A new study of online “tech support” scams shows that millennials – not the elderly – may be hardest hit by the widespread frauds, and their victimization may extend far beyond the initial loss of money.
Scam artists are using the ploy to plant malware in victims’ computers and steal personal and financial information that can be used to commit identity theft later, according to a national study released Monday by Better Business Bureaus in five cities working with the Federal Trade Commission and FBI.
Thousands of Americans have been exposed to the scam, which often appears as a pop-up ad that looks like a legitimate alert about a computer virus.
In other cases, scammers contact people by phone or email, sometimes claiming they are from Microsoft tech support or insisting that the consumer needs to renew a software license.
The FTC and the FBI’s Internet Crime Complaint Center (IC3) reported getting 41,000 complaints from U.S. consumers losing $21 million in the first nine months of this year.
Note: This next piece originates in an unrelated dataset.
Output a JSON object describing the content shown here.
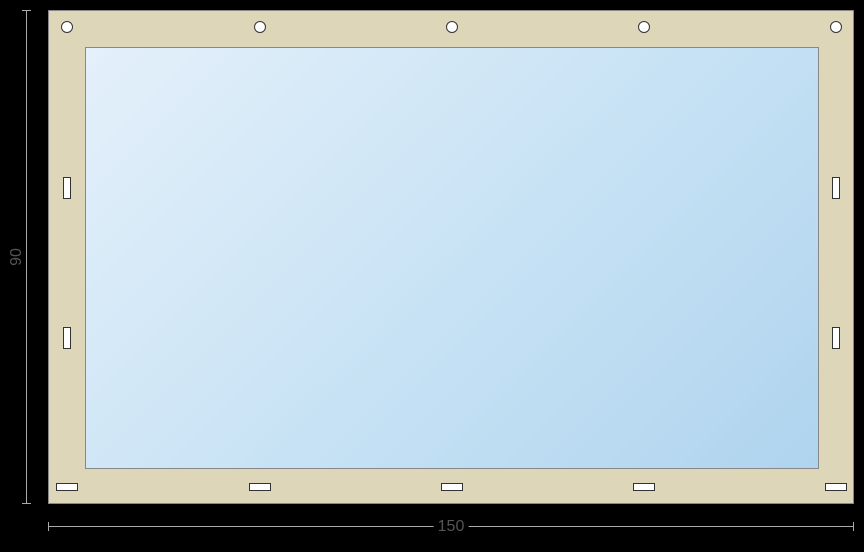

Experts say that number is probably only a fraction of the real number of victims. The BBB study noted that Microsoft has reported getting about 12,000 complaints per month worldwide about tech support scams.
“The scam is truly unreported,” said Steve Bernas, president of the Chicago BBB.
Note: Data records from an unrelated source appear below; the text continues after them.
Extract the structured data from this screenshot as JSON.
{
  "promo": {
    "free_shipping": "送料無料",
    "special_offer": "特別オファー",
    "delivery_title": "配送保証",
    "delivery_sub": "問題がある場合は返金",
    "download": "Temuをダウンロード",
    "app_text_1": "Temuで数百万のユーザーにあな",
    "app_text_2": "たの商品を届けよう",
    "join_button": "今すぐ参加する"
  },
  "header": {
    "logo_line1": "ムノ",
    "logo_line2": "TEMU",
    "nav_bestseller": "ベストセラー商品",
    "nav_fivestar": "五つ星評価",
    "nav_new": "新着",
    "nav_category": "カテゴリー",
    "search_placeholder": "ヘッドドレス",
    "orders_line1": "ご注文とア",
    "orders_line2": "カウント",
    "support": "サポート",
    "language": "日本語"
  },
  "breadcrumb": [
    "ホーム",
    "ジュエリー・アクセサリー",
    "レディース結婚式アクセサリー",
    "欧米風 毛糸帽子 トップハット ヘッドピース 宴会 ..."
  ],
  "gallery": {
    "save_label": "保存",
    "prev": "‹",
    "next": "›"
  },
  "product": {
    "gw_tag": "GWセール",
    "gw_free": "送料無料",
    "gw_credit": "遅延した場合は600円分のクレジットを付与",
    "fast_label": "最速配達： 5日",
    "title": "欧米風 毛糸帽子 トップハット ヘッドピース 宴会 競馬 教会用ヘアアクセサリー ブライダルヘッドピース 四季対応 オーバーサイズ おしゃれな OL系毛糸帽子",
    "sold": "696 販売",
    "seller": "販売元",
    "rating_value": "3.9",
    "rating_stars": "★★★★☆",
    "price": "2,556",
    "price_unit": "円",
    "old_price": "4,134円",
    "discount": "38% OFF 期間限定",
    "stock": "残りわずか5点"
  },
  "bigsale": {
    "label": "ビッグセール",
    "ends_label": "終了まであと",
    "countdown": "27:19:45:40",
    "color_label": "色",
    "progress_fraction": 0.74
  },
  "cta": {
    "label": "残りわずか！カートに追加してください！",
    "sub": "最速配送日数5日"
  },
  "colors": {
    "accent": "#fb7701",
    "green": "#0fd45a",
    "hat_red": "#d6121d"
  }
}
The scammers ask for payments ranging from about $500 to thousands of dollars to “fix” a supposed problem with the computer.
Often, they will ask the victim to allow them remote access to their computer. Victims have reported spending long periods of time watching the cursor on their screen move as the phony tech says he is fixing the computer; this adds to the consumer’s belief that repairs are actually being made.
Instead, consumer advocates say, the scammer is just pretending to install a fix, or worse, they are installing malware that lets them peer into the victim’s computer files and capture keystrokes that divulge passwords and PINs.
Some victims get hit a second time when the scammers use this information to commit identity theft.
Bernas said many victims don’t even realize they’ve been scammed, because they think they paid a real tech company to fix their computer.
A 2016 Microsoft report showed that consumers aged 25 to 34 were six times more likely to lose money to a tech support scam than consumers who were 66 and over.
“Millennials live their life online … they’re most likely to encounter pop-up messages,” said Todd Kossow, Midwest regional director of the FTC.
These tech support scams differ from “ransomware” attacks, in which criminals take control of a system or steal data and demand a ransom to release it. Tech support scams start by fooling the victim into thinking there’s a need to fix their computer, phone or tablet, when in reality nothing is wrong with their device.
If you get a pop-up ad that claims your computer is infected, just shut down your computer without clicking on the ad, Bernas said.
The scams can be quite sophisticated.
Yonah Klem, of suburban Chicago, said she was scammed in September after first getting a notice claiming she had signed up for an online shopping service. She hadn’t, so she replied to the supposed vendor, who told her she had malware on her computer that needed to be cleared. That person referred her to a supposed tech support company, who claimed they could fix the problem for $1.000.
She paid the money and gave the person remote access to her computer.
Later, she and her husband had second thoughts. They asked a friend who was a computer expert, who told them it was a scam.
Klem described the whole process as “slick,” adding, “We’re both smart people and we got snookered.”
The Federal Trade Commission has had some success against the scammers, bringing 17 cases since 2012 and recovering several million dollars in restitution for consumers, Kossow said.
But because the scammers themselves largely operate from overseas – often based in India -- educating consumers is an important line of attack.
The agency has a new web page with information for consumers.
The BBB offers this advice:
-- Never purchase software or services from an unsolicited call, email, online ad or bogus website.
-- Don’t give control over your computer to a third party unless you are certain it is a legitimate tech support service.
-- Make sure you have quality, up-to-date anti-virus software.
-- If you get a pop-up alert, call or email that seems suspicious, just ignore it – do not click on anything or call them back.
-- If you think you have been victimized, report the scam to the authorities and have your computer checked by a reputable tech services company for possible malware.
-- Frequently monitor your credit card and bank accounts for any signs of fraud.